Archiv der Pharmazie
- Discipline: Pharmaceutical and medicinal chemistry
- Language: English
- Edited by: Andreas Link

Publication details
- Former name: Archiv der Pharmazie und Berichte der Deutschen Pharmazeutischen Gesellschaft
- History: 1822-present
- Publisher: Wiley-VCH (Germany)
- Frequency: Monthly
- Open access: Hybrid
- Impact factor: 5.1 (2022)

Standard abbreviations
- ISO 4: Arch. Pharm.
- NLM: Arch Pharm (Weinheim)

Indexing
- CODEN: ARPMAS
- ISSN: 0365-6233 (print) 1521-4184 (web)
- LCCN: 2004233482
- OCLC no.: 1129689000
- Archiv der Pharmazie und Berichte der Deutschen Pharmazeutischen Gesellschaft
- CODEN: APBDAJ
- ISSN: 0342-9385
- LCCN: 2002205557

Links
- Journal homepage; Online access; Online archive;

= Archiv der Pharmazie =

The Archiv der Pharmazie (German pronunciation: [ˈ arˈçiːf ˈdeːɐ̯ farmaˈtsiː], English: Archive of Pharmacy) is a monthly peer-reviewed scientific journal covering all aspects of chemistry in the life sciences. The journal was established in 1822 and is published by Wiley-VCH on behalf of the Deutsche Pharmazeutische Gesellschaft; it is the oldest German pharmaceutical journal still in publication. Until 2019, the editor-in-chief was Holger Stark (Heinrich Heine University Düsseldorf). He was succeeded in 2020 by Andreas Link (University of Greifswald).

==History==
The first edition appeared in 1822 under the name Archiv des Apothekervereins im nördlichen Teutschland für die Pharmacie und ihre Huelfswissenschaften (English: Archive of the Pharmacists' Association in Northern Germany for Pharmacy and its Auxiliary Sciences). In 1832, the journal was merged with Liebigs Annalen (then known as Annalen der Pharmacie), but would split from it following editorial disputes between the editors Justus von Liebig and Rudolph Brandes. From 1924 (volume 242) the journal was called Archiv der Pharmazie und Berichte der Deutschen Pharmazeutischen Gesellschaft (English: Archive of Pharmacy and Reports from the German Pharmaceutical Society), before obtaining its current name in 1971.

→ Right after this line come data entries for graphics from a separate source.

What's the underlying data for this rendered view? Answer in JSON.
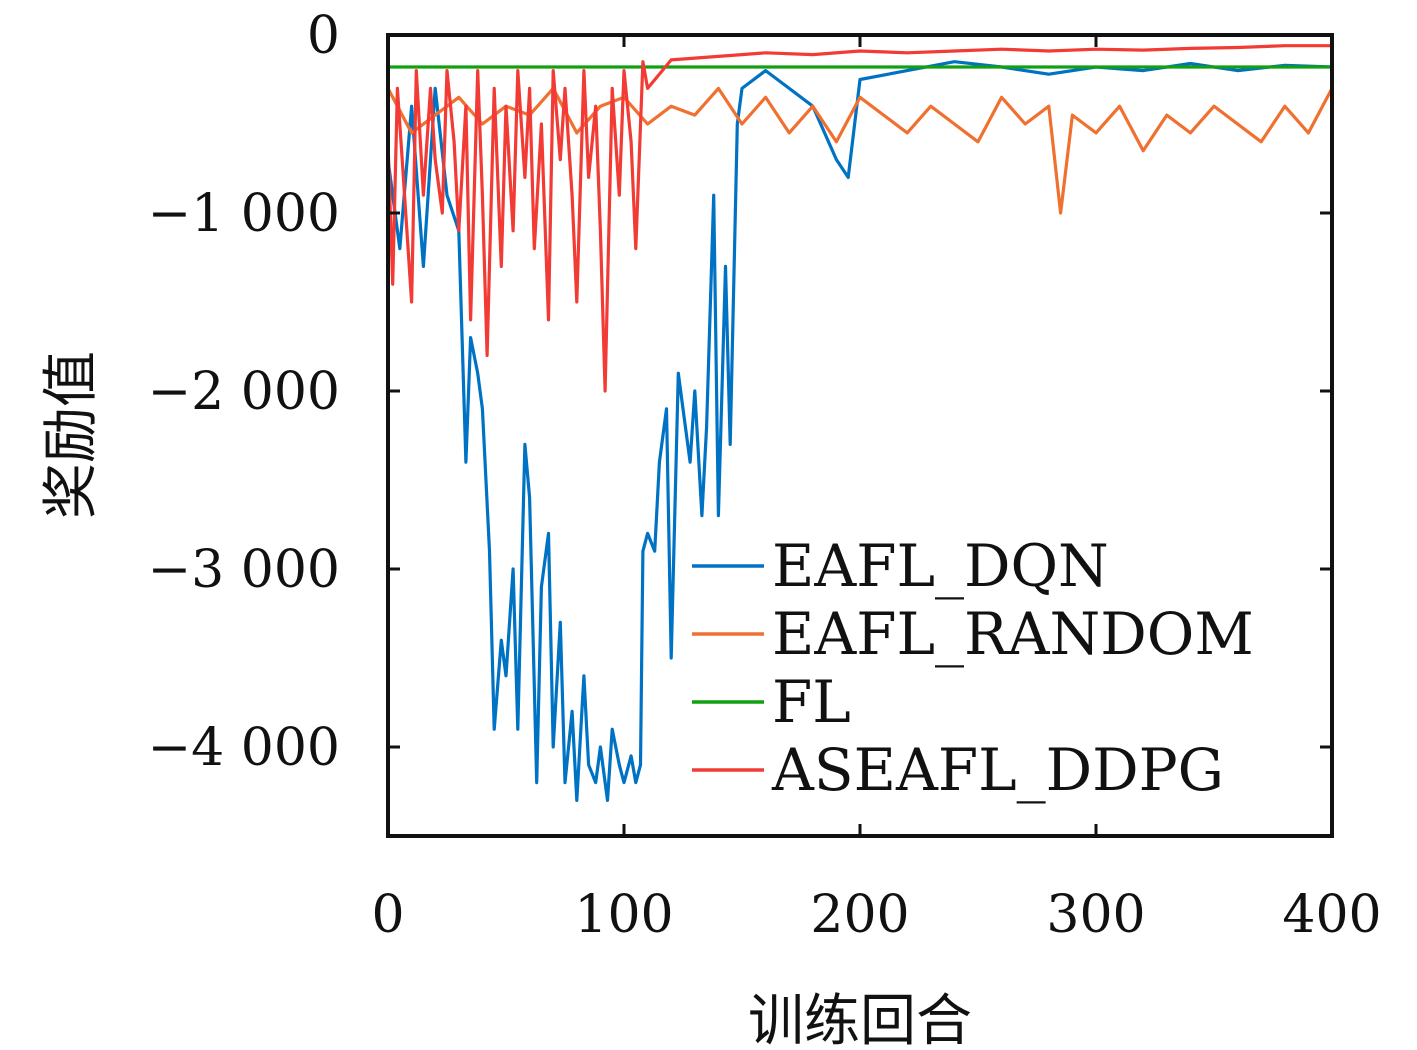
{
  "chart_data": {
    "type": "line",
    "title": "",
    "xlabel": "训练回合",
    "ylabel": "奖励值",
    "xlim": [
      0,
      400
    ],
    "ylim": [
      -4500,
      0
    ],
    "xticks": [
      0,
      100,
      200,
      300,
      400
    ],
    "xtick_labels": [
      "0",
      "100",
      "200",
      "300",
      "400"
    ],
    "yticks": [
      0,
      -1000,
      -2000,
      -3000,
      -4000
    ],
    "ytick_labels": [
      "0",
      "−1 000",
      "−2 000",
      "−3 000",
      "−4 000"
    ],
    "grid": false,
    "legend_position": "bottom-right",
    "series": [
      {
        "name": "EAFL_DQN",
        "color": "#0072c4",
        "x": [
          0,
          5,
          10,
          15,
          20,
          25,
          30,
          33,
          35,
          38,
          40,
          43,
          45,
          48,
          50,
          53,
          55,
          58,
          60,
          63,
          65,
          68,
          70,
          73,
          75,
          78,
          80,
          83,
          85,
          88,
          90,
          93,
          95,
          98,
          100,
          103,
          105,
          107,
          108,
          110,
          113,
          115,
          118,
          120,
          123,
          125,
          128,
          130,
          133,
          135,
          138,
          140,
          143,
          145,
          148,
          150,
          160,
          170,
          180,
          190,
          195,
          200,
          220,
          240,
          260,
          280,
          300,
          320,
          340,
          360,
          380,
          400
        ],
        "y": [
          -700,
          -1200,
          -400,
          -1300,
          -300,
          -900,
          -1100,
          -2400,
          -1700,
          -1900,
          -2100,
          -2900,
          -3900,
          -3400,
          -3600,
          -3000,
          -3900,
          -2300,
          -2600,
          -4200,
          -3100,
          -2800,
          -4000,
          -3300,
          -4200,
          -3800,
          -4300,
          -3600,
          -4100,
          -4200,
          -4000,
          -4300,
          -3900,
          -4100,
          -4200,
          -4050,
          -4200,
          -4100,
          -2900,
          -2800,
          -2900,
          -2400,
          -2100,
          -3500,
          -1900,
          -2100,
          -2400,
          -2000,
          -2700,
          -2200,
          -900,
          -2700,
          -1300,
          -2300,
          -500,
          -300,
          -200,
          -300,
          -400,
          -700,
          -800,
          -250,
          -200,
          -150,
          -180,
          -220,
          -180,
          -200,
          -160,
          -200,
          -170,
          -180
        ]
      },
      {
        "name": "EAFL_RANDOM",
        "color": "#f07030",
        "x": [
          0,
          10,
          20,
          30,
          40,
          50,
          60,
          70,
          80,
          90,
          100,
          110,
          120,
          130,
          140,
          150,
          160,
          170,
          180,
          190,
          200,
          210,
          220,
          230,
          240,
          250,
          260,
          270,
          280,
          285,
          290,
          300,
          310,
          320,
          330,
          340,
          350,
          360,
          370,
          380,
          390,
          400
        ],
        "y": [
          -300,
          -550,
          -450,
          -350,
          -500,
          -400,
          -450,
          -300,
          -550,
          -400,
          -350,
          -500,
          -400,
          -450,
          -300,
          -500,
          -350,
          -550,
          -400,
          -600,
          -350,
          -450,
          -550,
          -400,
          -500,
          -600,
          -350,
          -500,
          -400,
          -1000,
          -450,
          -550,
          -400,
          -650,
          -450,
          -550,
          -400,
          -500,
          -600,
          -400,
          -550,
          -300
        ]
      },
      {
        "name": "FL",
        "color": "#12a012",
        "x": [
          0,
          400
        ],
        "y": [
          -180,
          -180
        ]
      },
      {
        "name": "ASEAFL_DDPG",
        "color": "#f23b35",
        "x": [
          0,
          2,
          4,
          6,
          10,
          12,
          15,
          18,
          20,
          23,
          25,
          28,
          30,
          33,
          35,
          38,
          40,
          42,
          45,
          48,
          50,
          53,
          55,
          58,
          60,
          62,
          65,
          68,
          70,
          73,
          75,
          78,
          80,
          83,
          85,
          88,
          90,
          92,
          95,
          98,
          100,
          103,
          105,
          108,
          110,
          120,
          130,
          140,
          150,
          160,
          180,
          200,
          220,
          240,
          260,
          280,
          300,
          320,
          340,
          360,
          380,
          400
        ],
        "y": [
          -600,
          -1400,
          -300,
          -700,
          -1500,
          -200,
          -900,
          -300,
          -700,
          -1000,
          -200,
          -600,
          -1100,
          -400,
          -1600,
          -200,
          -900,
          -1800,
          -300,
          -1300,
          -400,
          -1100,
          -200,
          -800,
          -300,
          -1200,
          -500,
          -1600,
          -200,
          -700,
          -300,
          -900,
          -1500,
          -200,
          -800,
          -400,
          -1100,
          -2000,
          -300,
          -900,
          -200,
          -600,
          -1200,
          -150,
          -300,
          -140,
          -130,
          -120,
          -110,
          -100,
          -110,
          -90,
          -100,
          -90,
          -80,
          -90,
          -80,
          -85,
          -75,
          -70,
          -60,
          -60
        ]
      }
    ]
  }
}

In 1995 the publication language changed from German to English.

==Abstracting and indexing==
The journal is abstracted and indexed in:

- Biological Abstracts
- BIOSIS Previews
- CAB Abstracts
- Chemical Abstracts Service
- Current Contents/Life Sciences
- Embase
- Index Medicus/MEDLINE/PubMed
- Science Citation Index Expanded
- Scopus

According to the Journal Citation Reports, the journal has a 2022 impact factor of 5.1.